I am grateful for my hon. Friend's intervention, as I too received a letter from Richard Heller, which sets out his views and the experience of his wife, who was in the probation service and who sadly died a few weeks ago. It was a powerful and moving letter, which sums up this case. The ethos must be co-operation and service to the offender, not the profit motive and value for money. Value to society is the ethos, not value for money; the two are not the same. Yet on the basis of that untested, unproven assertion, the 42 local area boards will be abolished. Quite apart from the fact that they will shortly abolish themselves as areas, because of the reorganisation of the police service, which will be completed, one hopes, in two years—another restless change process—new areas will be required for those that presently work for probation.

The area boards will be abolished and replaced by regional business managers, who will invite bids to provide the service from new bodies and contributors; outside organisations. They could be anything; prison companies, charities or cattle prod manufacturers, which also produce tagging devices. The very slogan, "Correction companies" brings to mind sadomasochism of all kinds. One does not know what the organisations will be.
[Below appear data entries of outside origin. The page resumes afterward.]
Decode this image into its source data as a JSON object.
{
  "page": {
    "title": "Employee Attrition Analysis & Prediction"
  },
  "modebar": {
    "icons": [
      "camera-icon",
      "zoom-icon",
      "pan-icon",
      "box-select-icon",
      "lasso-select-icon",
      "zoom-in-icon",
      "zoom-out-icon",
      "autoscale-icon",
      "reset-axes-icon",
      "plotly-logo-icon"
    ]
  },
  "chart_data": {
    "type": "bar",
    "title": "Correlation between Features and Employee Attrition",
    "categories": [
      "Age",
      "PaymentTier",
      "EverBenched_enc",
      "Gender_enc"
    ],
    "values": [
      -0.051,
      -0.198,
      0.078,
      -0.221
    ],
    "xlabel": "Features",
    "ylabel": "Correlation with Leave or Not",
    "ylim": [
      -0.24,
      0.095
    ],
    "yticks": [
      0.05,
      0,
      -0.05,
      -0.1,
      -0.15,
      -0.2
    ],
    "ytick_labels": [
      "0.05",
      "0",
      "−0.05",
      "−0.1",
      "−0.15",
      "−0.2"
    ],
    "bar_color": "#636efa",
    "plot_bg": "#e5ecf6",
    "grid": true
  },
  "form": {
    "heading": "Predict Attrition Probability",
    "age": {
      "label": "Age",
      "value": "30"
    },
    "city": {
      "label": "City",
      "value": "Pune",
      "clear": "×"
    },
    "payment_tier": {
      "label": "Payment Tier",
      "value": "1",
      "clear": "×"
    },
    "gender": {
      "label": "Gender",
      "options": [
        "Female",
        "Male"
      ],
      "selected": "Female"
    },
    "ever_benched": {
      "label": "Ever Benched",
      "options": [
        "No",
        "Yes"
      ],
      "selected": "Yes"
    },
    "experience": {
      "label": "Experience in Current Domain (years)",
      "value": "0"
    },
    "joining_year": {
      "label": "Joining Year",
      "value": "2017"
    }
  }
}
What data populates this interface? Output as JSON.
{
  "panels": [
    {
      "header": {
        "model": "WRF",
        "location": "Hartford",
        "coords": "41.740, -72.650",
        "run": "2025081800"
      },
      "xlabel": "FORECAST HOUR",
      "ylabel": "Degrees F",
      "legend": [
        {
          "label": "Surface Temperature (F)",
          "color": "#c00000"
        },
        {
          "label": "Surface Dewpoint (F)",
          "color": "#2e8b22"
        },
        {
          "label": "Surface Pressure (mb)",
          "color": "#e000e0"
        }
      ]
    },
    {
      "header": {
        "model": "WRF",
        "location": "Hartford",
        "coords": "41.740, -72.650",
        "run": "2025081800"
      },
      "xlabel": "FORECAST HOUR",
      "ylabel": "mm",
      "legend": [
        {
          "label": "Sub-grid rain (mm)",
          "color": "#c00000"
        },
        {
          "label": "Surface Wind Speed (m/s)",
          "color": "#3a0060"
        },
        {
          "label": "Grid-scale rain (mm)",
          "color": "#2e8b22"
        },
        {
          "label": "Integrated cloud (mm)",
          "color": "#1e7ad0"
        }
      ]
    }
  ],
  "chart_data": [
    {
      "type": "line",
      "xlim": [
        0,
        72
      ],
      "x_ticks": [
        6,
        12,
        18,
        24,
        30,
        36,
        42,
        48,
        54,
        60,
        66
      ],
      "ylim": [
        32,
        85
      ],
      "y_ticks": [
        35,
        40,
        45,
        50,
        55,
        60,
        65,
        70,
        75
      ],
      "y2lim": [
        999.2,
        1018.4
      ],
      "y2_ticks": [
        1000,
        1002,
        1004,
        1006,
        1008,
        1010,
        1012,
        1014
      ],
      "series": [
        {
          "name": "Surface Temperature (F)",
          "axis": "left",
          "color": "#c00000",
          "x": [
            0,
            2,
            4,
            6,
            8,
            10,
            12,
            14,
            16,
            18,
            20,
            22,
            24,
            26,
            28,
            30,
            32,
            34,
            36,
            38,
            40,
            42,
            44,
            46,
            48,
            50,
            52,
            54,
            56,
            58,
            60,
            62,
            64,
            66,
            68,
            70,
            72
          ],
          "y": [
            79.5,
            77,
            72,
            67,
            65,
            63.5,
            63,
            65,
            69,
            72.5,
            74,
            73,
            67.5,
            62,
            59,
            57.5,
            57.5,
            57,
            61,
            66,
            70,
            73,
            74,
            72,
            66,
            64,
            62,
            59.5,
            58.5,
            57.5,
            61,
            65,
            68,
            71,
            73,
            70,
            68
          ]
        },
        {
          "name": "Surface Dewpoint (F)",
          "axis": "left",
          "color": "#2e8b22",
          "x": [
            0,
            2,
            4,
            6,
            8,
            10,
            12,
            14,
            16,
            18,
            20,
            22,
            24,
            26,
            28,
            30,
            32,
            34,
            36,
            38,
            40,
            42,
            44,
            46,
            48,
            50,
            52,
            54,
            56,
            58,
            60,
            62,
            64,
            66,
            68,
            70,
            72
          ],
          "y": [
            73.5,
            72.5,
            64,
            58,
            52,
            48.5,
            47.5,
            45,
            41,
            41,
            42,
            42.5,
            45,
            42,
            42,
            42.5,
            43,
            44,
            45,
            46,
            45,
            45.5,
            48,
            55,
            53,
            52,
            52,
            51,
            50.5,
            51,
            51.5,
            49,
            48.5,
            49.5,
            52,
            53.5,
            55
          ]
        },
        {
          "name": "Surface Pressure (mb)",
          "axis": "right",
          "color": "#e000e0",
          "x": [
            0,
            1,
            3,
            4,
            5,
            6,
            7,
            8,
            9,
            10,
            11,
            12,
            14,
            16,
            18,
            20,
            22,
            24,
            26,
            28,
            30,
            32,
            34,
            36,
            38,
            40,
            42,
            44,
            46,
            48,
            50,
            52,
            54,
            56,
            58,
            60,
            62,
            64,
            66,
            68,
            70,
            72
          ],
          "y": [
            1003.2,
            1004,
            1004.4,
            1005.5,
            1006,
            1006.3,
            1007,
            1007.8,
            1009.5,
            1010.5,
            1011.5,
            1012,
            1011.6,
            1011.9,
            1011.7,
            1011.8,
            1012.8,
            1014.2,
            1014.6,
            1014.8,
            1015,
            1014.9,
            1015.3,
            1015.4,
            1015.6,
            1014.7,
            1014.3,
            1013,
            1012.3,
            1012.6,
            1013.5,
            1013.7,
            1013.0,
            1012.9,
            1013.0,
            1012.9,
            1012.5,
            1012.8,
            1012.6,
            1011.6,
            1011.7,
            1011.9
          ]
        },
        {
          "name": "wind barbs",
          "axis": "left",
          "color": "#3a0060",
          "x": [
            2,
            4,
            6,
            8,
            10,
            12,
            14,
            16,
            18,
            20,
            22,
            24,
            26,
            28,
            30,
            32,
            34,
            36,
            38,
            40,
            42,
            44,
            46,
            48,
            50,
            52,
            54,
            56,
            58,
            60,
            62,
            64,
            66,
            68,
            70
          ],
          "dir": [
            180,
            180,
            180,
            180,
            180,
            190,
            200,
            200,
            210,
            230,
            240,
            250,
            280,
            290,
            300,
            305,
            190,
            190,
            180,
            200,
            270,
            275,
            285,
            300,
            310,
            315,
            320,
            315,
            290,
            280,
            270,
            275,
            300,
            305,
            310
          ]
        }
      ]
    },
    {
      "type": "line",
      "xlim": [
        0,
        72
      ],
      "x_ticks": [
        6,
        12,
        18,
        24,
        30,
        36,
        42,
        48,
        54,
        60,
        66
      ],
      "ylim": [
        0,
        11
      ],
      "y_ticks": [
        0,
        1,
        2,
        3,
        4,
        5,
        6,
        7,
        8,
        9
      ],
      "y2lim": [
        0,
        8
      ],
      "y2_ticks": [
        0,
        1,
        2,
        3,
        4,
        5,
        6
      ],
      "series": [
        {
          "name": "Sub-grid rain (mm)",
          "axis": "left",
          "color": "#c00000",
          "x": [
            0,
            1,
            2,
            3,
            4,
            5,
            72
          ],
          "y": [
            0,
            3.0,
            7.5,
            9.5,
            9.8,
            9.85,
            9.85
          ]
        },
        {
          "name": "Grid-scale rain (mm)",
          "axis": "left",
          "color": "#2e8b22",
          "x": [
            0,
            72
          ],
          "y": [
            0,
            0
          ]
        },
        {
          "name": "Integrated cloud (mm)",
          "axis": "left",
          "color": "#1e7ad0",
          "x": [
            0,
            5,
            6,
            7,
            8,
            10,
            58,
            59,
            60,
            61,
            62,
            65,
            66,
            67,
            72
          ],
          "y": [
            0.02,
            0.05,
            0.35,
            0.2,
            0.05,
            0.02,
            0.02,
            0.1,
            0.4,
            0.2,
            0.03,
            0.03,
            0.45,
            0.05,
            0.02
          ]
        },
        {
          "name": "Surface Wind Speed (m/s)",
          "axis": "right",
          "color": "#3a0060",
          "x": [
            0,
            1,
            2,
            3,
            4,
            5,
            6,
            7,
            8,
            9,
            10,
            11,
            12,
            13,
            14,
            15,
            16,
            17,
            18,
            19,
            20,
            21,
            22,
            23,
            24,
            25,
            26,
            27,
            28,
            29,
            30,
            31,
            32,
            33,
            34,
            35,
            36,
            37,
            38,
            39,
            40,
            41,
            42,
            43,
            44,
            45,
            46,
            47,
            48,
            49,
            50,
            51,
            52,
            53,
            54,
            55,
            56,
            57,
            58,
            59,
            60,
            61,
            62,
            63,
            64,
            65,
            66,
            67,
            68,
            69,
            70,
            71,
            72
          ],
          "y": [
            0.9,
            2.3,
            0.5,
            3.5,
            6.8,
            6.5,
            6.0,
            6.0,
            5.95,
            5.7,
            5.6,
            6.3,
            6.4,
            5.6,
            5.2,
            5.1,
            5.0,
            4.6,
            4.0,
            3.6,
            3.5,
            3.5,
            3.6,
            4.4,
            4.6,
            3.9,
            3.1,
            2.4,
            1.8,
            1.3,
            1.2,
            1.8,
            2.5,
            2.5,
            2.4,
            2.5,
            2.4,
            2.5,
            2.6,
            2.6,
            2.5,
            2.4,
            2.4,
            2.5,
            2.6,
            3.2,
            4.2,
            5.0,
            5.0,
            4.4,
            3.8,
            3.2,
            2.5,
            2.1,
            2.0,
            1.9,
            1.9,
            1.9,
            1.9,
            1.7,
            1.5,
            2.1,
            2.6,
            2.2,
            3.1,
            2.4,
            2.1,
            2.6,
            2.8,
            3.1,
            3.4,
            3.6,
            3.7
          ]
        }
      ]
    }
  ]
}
Yet, untried organisations will be brought in to replace what is now an effective, well functioning service. They will all be able to bid for contracts to run the service for profit, in local units.
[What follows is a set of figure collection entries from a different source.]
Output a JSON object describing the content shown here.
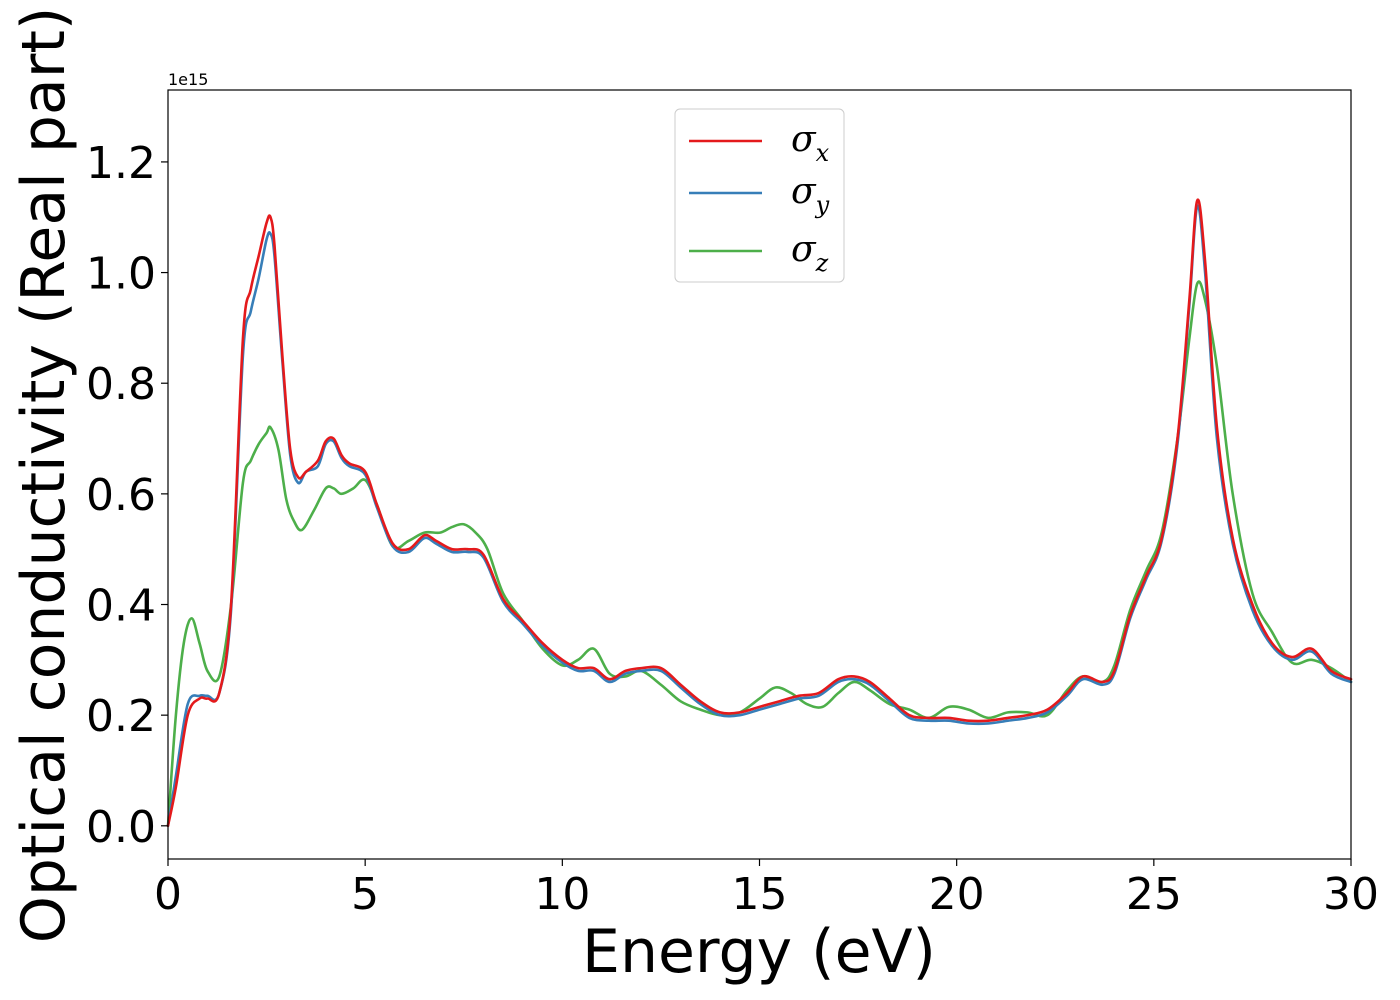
{
  "chart_data": {
    "type": "line",
    "xlabel": "Energy (eV)",
    "ylabel": "Optical conductivity (Real part)",
    "y_offset_label": "1e15",
    "xlim": [
      0,
      30
    ],
    "ylim": [
      -0.06,
      1.33
    ],
    "xticks": [
      0,
      5,
      10,
      15,
      20,
      25,
      30
    ],
    "xtick_labels": [
      "0",
      "5",
      "10",
      "15",
      "20",
      "25",
      "30"
    ],
    "yticks": [
      0.0,
      0.2,
      0.4,
      0.6,
      0.8,
      1.0,
      1.2
    ],
    "ytick_labels": [
      "0.0",
      "0.2",
      "0.4",
      "0.6",
      "0.8",
      "1.0",
      "1.2"
    ],
    "grid": false,
    "legend_placement": "upper-center",
    "series": [
      {
        "name": "σx",
        "symbol": "σ",
        "subscript": "x",
        "color": "#e41a1c",
        "x": [
          0,
          0.2,
          0.5,
          0.8,
          1.0,
          1.3,
          1.6,
          1.9,
          2.1,
          2.3,
          2.5,
          2.6,
          2.7,
          2.9,
          3.1,
          3.3,
          3.5,
          3.8,
          4.0,
          4.2,
          4.4,
          4.6,
          5.0,
          5.3,
          5.7,
          6.1,
          6.5,
          6.8,
          7.2,
          7.6,
          8.0,
          8.5,
          9.0,
          9.5,
          10.0,
          10.4,
          10.8,
          11.2,
          11.6,
          12.0,
          12.5,
          13.0,
          13.5,
          14.0,
          14.5,
          15.0,
          15.5,
          16.0,
          16.5,
          17.0,
          17.4,
          17.8,
          18.3,
          18.8,
          19.3,
          19.8,
          20.3,
          20.8,
          21.3,
          21.8,
          22.3,
          22.8,
          23.2,
          23.7,
          24.0,
          24.4,
          24.8,
          25.2,
          25.6,
          25.9,
          26.1,
          26.3,
          26.6,
          27.0,
          27.5,
          28.0,
          28.5,
          29.0,
          29.5,
          30.0
        ],
        "values": [
          0.0,
          0.07,
          0.2,
          0.23,
          0.23,
          0.24,
          0.4,
          0.88,
          0.97,
          1.03,
          1.09,
          1.1,
          1.05,
          0.85,
          0.68,
          0.63,
          0.64,
          0.66,
          0.695,
          0.7,
          0.67,
          0.655,
          0.64,
          0.58,
          0.51,
          0.5,
          0.525,
          0.515,
          0.5,
          0.5,
          0.49,
          0.41,
          0.37,
          0.33,
          0.3,
          0.285,
          0.285,
          0.265,
          0.28,
          0.285,
          0.285,
          0.255,
          0.225,
          0.205,
          0.205,
          0.215,
          0.225,
          0.235,
          0.24,
          0.265,
          0.27,
          0.26,
          0.23,
          0.2,
          0.195,
          0.195,
          0.19,
          0.19,
          0.195,
          0.2,
          0.21,
          0.24,
          0.27,
          0.26,
          0.28,
          0.38,
          0.45,
          0.52,
          0.7,
          0.95,
          1.13,
          1.02,
          0.72,
          0.52,
          0.4,
          0.33,
          0.305,
          0.32,
          0.28,
          0.265
        ]
      },
      {
        "name": "σy",
        "symbol": "σ",
        "subscript": "y",
        "color": "#377eb8",
        "x": [
          0,
          0.2,
          0.5,
          0.8,
          1.0,
          1.3,
          1.6,
          1.9,
          2.1,
          2.3,
          2.5,
          2.6,
          2.7,
          2.9,
          3.1,
          3.3,
          3.5,
          3.8,
          4.0,
          4.2,
          4.4,
          4.6,
          5.0,
          5.3,
          5.7,
          6.1,
          6.5,
          6.8,
          7.2,
          7.6,
          8.0,
          8.5,
          9.0,
          9.5,
          10.0,
          10.4,
          10.8,
          11.2,
          11.6,
          12.0,
          12.5,
          13.0,
          13.5,
          14.0,
          14.5,
          15.0,
          15.5,
          16.0,
          16.5,
          17.0,
          17.4,
          17.8,
          18.3,
          18.8,
          19.3,
          19.8,
          20.3,
          20.8,
          21.3,
          21.8,
          22.3,
          22.8,
          23.2,
          23.7,
          24.0,
          24.4,
          24.8,
          25.2,
          25.6,
          25.9,
          26.1,
          26.3,
          26.6,
          27.0,
          27.5,
          28.0,
          28.5,
          29.0,
          29.5,
          30.0
        ],
        "values": [
          0.0,
          0.09,
          0.22,
          0.235,
          0.235,
          0.24,
          0.39,
          0.85,
          0.93,
          0.99,
          1.06,
          1.07,
          1.03,
          0.84,
          0.67,
          0.62,
          0.64,
          0.65,
          0.69,
          0.695,
          0.665,
          0.65,
          0.635,
          0.575,
          0.505,
          0.495,
          0.52,
          0.51,
          0.495,
          0.495,
          0.485,
          0.405,
          0.365,
          0.325,
          0.295,
          0.28,
          0.28,
          0.26,
          0.275,
          0.28,
          0.28,
          0.25,
          0.22,
          0.2,
          0.2,
          0.21,
          0.22,
          0.23,
          0.235,
          0.26,
          0.265,
          0.255,
          0.225,
          0.195,
          0.19,
          0.19,
          0.185,
          0.185,
          0.19,
          0.195,
          0.205,
          0.235,
          0.265,
          0.255,
          0.275,
          0.375,
          0.445,
          0.515,
          0.69,
          0.94,
          1.12,
          1.0,
          0.7,
          0.51,
          0.39,
          0.325,
          0.3,
          0.315,
          0.275,
          0.26
        ]
      },
      {
        "name": "σz",
        "symbol": "σ",
        "subscript": "z",
        "color": "#4daf4a",
        "x": [
          0,
          0.2,
          0.4,
          0.6,
          0.8,
          1.0,
          1.3,
          1.6,
          1.9,
          2.1,
          2.3,
          2.5,
          2.6,
          2.8,
          3.0,
          3.2,
          3.4,
          3.7,
          4.0,
          4.2,
          4.4,
          4.7,
          5.0,
          5.3,
          5.7,
          6.1,
          6.5,
          6.9,
          7.2,
          7.5,
          7.8,
          8.1,
          8.5,
          9.0,
          9.5,
          10.0,
          10.4,
          10.8,
          11.2,
          11.6,
          12.0,
          12.5,
          13.0,
          13.5,
          14.0,
          14.5,
          15.0,
          15.4,
          15.8,
          16.2,
          16.6,
          17.0,
          17.4,
          17.8,
          18.3,
          18.8,
          19.3,
          19.8,
          20.3,
          20.8,
          21.3,
          21.8,
          22.3,
          22.8,
          23.2,
          23.7,
          24.0,
          24.4,
          24.8,
          25.2,
          25.6,
          25.9,
          26.1,
          26.3,
          26.6,
          27.0,
          27.5,
          28.0,
          28.5,
          29.0,
          29.5,
          30.0
        ],
        "values": [
          0.0,
          0.2,
          0.33,
          0.375,
          0.33,
          0.28,
          0.27,
          0.4,
          0.62,
          0.66,
          0.69,
          0.71,
          0.72,
          0.68,
          0.59,
          0.55,
          0.535,
          0.57,
          0.61,
          0.61,
          0.6,
          0.61,
          0.625,
          0.58,
          0.505,
          0.515,
          0.53,
          0.53,
          0.54,
          0.545,
          0.53,
          0.5,
          0.42,
          0.37,
          0.32,
          0.29,
          0.3,
          0.32,
          0.275,
          0.27,
          0.28,
          0.255,
          0.225,
          0.21,
          0.2,
          0.205,
          0.23,
          0.25,
          0.24,
          0.22,
          0.215,
          0.24,
          0.26,
          0.245,
          0.22,
          0.21,
          0.195,
          0.215,
          0.21,
          0.195,
          0.205,
          0.205,
          0.2,
          0.245,
          0.27,
          0.26,
          0.29,
          0.39,
          0.46,
          0.53,
          0.7,
          0.88,
          0.98,
          0.95,
          0.83,
          0.6,
          0.42,
          0.35,
          0.295,
          0.3,
          0.285,
          0.26
        ]
      }
    ]
  }
}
What is wrong with that can be fairly readily summed up; it is an attempt to create an artificial market in probation services, which should not be a market at all. This is a judicial function, a service for the courts and offenders, not a means of profit. What is wrong with the proposal? Probation is part of the judicial system. It is an agency of justice, not an agency of commerce. To make it an agency of commerce must undermine trust and undermine its integrity. Judge Judge—"Here come da judge, judge"—has pointed out the unsuitability of bringing commerce into this function. It will not only undermine trust but produce obvious conflicts of interest.
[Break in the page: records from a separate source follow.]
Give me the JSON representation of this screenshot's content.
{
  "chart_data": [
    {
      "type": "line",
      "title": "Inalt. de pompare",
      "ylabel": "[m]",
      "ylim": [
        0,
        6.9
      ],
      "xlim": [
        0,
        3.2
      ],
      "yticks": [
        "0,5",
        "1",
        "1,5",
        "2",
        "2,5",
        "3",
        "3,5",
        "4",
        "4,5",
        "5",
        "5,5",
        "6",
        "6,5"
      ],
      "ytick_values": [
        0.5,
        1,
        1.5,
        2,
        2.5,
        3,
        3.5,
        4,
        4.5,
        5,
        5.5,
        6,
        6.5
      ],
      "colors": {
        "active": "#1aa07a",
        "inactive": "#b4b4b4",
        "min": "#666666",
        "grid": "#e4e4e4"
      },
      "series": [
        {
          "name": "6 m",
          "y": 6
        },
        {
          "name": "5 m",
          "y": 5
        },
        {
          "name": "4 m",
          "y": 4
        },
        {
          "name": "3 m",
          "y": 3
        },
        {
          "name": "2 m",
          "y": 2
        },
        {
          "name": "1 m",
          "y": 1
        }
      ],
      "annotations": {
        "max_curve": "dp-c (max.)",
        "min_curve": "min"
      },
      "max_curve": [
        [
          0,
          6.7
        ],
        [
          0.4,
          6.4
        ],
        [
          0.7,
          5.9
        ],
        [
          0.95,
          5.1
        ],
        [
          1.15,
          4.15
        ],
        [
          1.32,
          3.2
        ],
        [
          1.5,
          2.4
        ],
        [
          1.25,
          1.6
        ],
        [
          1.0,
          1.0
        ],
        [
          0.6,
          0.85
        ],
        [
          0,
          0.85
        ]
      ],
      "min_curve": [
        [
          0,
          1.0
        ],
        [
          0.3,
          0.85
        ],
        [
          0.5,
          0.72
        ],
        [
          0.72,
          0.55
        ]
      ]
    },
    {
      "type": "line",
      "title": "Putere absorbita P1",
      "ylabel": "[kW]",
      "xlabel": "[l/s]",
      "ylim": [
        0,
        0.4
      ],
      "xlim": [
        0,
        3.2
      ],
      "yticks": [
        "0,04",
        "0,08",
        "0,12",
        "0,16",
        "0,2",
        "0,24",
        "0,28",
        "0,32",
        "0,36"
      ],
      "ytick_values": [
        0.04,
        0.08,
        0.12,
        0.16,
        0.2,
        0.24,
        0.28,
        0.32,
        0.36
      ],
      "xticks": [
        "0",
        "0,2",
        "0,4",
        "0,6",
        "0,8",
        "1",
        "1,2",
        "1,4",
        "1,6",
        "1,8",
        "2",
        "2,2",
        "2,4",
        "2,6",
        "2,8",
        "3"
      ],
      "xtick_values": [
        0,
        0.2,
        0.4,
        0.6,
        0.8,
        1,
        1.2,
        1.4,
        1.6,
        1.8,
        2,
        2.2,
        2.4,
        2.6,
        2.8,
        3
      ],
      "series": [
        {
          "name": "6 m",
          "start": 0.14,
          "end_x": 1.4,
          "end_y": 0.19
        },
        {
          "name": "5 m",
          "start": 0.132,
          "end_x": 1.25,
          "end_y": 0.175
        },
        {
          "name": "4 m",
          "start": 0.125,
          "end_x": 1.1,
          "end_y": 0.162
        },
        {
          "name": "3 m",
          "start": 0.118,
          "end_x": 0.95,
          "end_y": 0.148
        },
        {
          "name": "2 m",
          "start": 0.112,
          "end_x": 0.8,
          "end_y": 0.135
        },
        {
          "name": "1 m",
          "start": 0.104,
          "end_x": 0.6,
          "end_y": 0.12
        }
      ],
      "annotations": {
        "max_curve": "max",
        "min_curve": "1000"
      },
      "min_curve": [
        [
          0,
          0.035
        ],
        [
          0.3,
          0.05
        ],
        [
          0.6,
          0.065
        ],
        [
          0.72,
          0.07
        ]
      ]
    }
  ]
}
One pictures the scene. A probation officer appears in court to make his recommendations. He recommends that the offender be committed to lag's hall, which is run by his group, group 69, to provide correctional services, and he offers the court a DVD presentation of its charms and attractions. It will be exciting stuff; visual displays of the sort of place to which the offender will be sent.

Perhaps the probation officer could recommend tagging; his company McTag-it, which is based in Scotland and can produce red tags that are approved by the Office of the Deputy Prime Minister, can be worn with any clothing, and will keep the offender under effective supervision.

Perhaps, on the other hand, the probation officer could recommend community service and say that, just by coincidence, his company, Charitable Drains R Us, provides useful work digging drains for churches, public toilets and other places in which offenders can usefully be employed.